I think RSPs can be helpful in as much as they create common knowledge of risks. No current company’s RSP commits the company to stopping or slowing down if risks get too high, and so on the company policy level seem largely powerless. I also think many RSPs and Risk Management Frameworks are active safety washing and written with an intent to actively confuse people about the risks from AI, so marginally less of that is often good (though I do think there are real teeth to some evals and RSPs, but definitely not all).
All current models are safe. No strongly superhuman future models are safe. They will stay safe until they non-trivially exceed top human performance. There, I did it.
Like, this is of course tongue-in-cheek, but I think it’s really important to not pretend that current safety evals are measuring the safety or risks of present systems. There is approximately no variance in how dangerous systems from different AI companies of the same capability level are. The key question, according to my models, is when these systems will become capable of disempowering humanity. None of these systems are anywhere remotely close to being aligned enough to take reasonable actions if they ever get into a position of disempowering humanity. The only evals that matter are the capability evals. No mitigations have ever helped with the fundamental risk model at all (I think there is value in reducing misuse risk, but misuse risk isn’t going to kill everyone, and so is many orders of magnitude less important than accident risk[1]).

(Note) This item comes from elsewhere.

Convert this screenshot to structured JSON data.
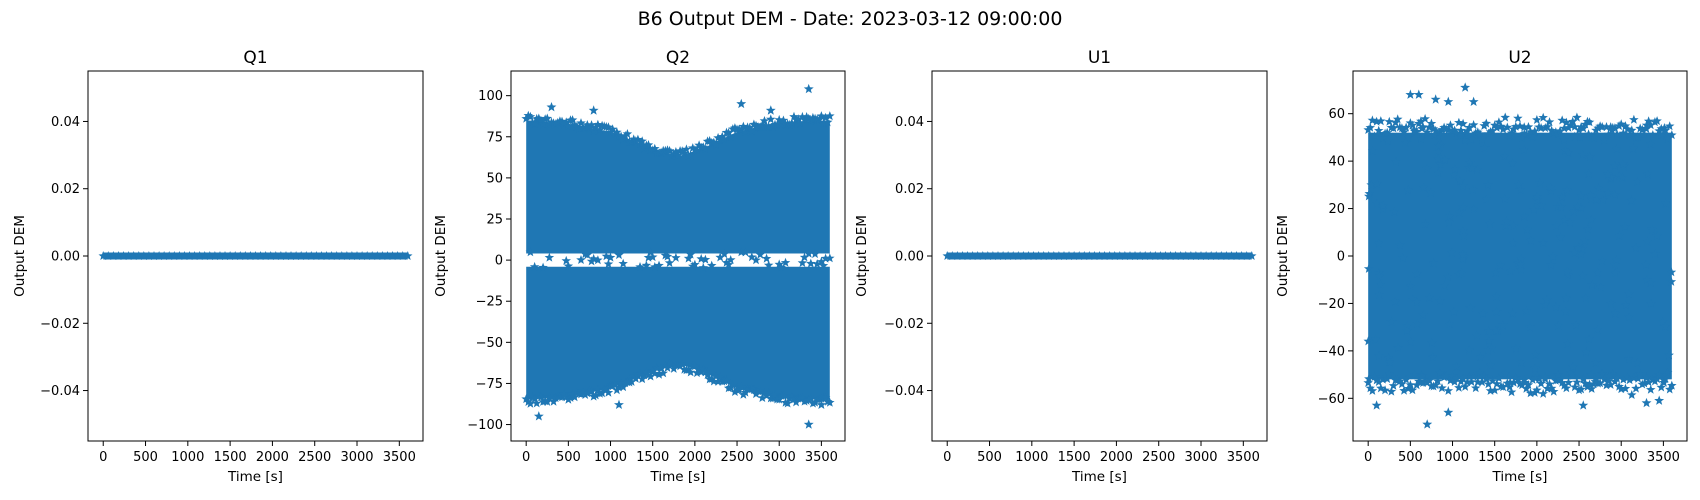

Like, there is some important interplay between people racing and misuse risk, though I think stuff like bioterrorism evals do not really measure that either. There is also some interesting thinking to be done about the security requirements of RSPs, though the sign here is confusing and unclear to me, but it could be a large effect size.
Quick shallow reply:
AI companies say that their models [except maybe Opus 4] don’t provide substantial bio misuse uplift. I think this is likely wrong and their work is very sloppy. See my blogpost AI companies’ eval reports mostly don’t support their claims and Ryan’s shortform on bio capabilities.
I think this is noteworthy, not because I’m worried about risk from current models but because it’s a bad sign about noticing risks when warning signs appear, being honest about risk/safety even when it makes you look bad, etc.
Edit: I guess your belief “no actions that seem at all plausible for any current AI company to take have really any chance of making it so that it’s non-catastrophic for them to develop and deploy systems much smarter than humans” is a crux; I disagree, and so I care about marginal differences in risk-preparedness.
I agree that this is the key dimension, but I don’t currently think RSPs are a great vehicle for that. Indeed, looking at the regulatory advocacy of a company seems like a much better indicator, since I expect that to have a bigger effect on the conversation about risk/safety than the RSP and eval results (though it’s not overwhelmingly clear to me).
And again, many RSPs and eval results seem to me to be active propaganda, and so are harmful on this dimension, and it’s better to do nothing than to be harmful in this way (though I agree that if xAI said they would do a think and then didn’t, then that is quite bad).
Makes sense. I am not overwhelmingly confident there isn’t something control-esque to be done here, though that’s the only real candidate I have, and it’s not currently clear to me that current safety evals positively correlate with control interventions being easier or harder or even more likely to be implemented. For example, my sense is having models be trained for harmlessness makes them worse for control interventions, you would much rather have pure helpful + honest models.